Werbefotografen arbeiten hauptsächlich im eigenen oder gemieteten Studio. Ihr Kunde ist die Werbeagentur, die wiederum im Auftrag eines Kunden tätig wird. Das macht sofort deutlich, dass hier immer um drei Ecken gedacht und gearbeitet wird. Entsprechende kooperative und moderierende Fähigkeiten sind von Vorteil. Bei den Werbefotografen wird unterschieden in Ressorts: People, Food, Transportation, Stills, also Menschen, Essen, Autos und Stillleben. (Faszinierend, wie sich die Vielfalt der Welt für die Werber in nur vier Bereiche aufteilen lässt.) Wer Stills macht, kann auch Food shooten, aber Food und People schließen sich tendenziell aus. Autofotografen sind sowieso eine extra Klasse. Heute wird allerdings kaum noch ein Auto fotografiert, sondern altes berechnet: CGI, Computer Generated Images. Auf einer ganz simplen Ebene, der Fotografie in und für Versandhäuser, sieht man ja seit Jahren, dass ein Kleidungsstück nicht mehr in den unterschiedlichen Farben fotografiert wird, sondern die Farben am Rechner geändert werden. Da ist es nur ein kleiner Schritt zum komplett gerenderten Katalogmotiv. Statt an photogeshoppten Models in Standardposen sehen wir die Arbeitskleidung für Köche oder die neueste Bademode für Übergewichtige an Avataren mit verkaufsoptimiertem Aussehen.
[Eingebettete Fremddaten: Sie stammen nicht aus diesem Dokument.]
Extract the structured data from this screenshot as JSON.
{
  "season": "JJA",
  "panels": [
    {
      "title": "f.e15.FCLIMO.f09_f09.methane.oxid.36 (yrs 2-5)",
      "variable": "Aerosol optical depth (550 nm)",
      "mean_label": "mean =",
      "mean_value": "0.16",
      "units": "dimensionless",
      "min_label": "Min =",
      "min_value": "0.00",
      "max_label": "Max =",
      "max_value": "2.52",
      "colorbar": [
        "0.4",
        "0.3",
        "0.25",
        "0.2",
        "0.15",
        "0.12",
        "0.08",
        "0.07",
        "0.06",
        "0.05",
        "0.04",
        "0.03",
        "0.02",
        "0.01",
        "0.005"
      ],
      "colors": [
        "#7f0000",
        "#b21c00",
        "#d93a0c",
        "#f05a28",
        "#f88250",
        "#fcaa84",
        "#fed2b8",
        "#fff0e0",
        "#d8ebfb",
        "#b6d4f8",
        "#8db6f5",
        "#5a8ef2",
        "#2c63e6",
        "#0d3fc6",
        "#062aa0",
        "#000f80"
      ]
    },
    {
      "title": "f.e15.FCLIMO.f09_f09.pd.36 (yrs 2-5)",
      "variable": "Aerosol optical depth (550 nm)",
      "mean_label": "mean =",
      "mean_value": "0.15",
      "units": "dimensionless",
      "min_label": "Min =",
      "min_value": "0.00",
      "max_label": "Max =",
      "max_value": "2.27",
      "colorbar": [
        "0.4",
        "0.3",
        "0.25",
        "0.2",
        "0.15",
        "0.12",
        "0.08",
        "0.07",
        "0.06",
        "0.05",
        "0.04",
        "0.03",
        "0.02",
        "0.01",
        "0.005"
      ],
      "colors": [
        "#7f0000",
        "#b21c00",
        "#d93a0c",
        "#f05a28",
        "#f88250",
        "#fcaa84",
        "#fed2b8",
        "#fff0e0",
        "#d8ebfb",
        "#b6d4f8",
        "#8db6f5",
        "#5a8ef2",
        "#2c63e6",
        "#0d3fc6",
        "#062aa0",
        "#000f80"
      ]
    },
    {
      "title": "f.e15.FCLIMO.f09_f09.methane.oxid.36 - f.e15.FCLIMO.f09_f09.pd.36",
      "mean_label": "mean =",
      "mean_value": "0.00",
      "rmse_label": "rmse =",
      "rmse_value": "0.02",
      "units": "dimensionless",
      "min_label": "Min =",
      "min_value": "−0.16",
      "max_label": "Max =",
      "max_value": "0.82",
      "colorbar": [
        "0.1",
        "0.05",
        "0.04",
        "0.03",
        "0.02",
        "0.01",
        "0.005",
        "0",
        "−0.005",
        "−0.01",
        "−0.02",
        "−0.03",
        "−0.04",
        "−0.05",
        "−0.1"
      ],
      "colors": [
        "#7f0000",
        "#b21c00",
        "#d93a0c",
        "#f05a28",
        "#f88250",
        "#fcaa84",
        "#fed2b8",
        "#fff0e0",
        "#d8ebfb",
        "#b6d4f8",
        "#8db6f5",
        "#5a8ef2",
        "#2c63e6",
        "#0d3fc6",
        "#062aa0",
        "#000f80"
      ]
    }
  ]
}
Der Fotograf bewegt sich heute im Spannungsfeld einer technologischen Entwicklung, die seinen Workflow laufend komplexer macht, ihn aber zugleich klassischer Brot und-Butter-Arbeiten beraubt.

Mit der Herstellung und Propagierung der inhaltsentleerten Künstlichkeit stark überarbeiteter Fotomotive, die einige Fotografen so schätzen, sägen sie an dem Ast, auf dem sie selbst sitzen. Solche Motive müssen nämlich gar nicht mehr neu fotografiert werden. Entweder benutzt man Material aus der Bildagentur für die Überarbeitung oder man erzeugt das Ganze von vornherein am Rechner.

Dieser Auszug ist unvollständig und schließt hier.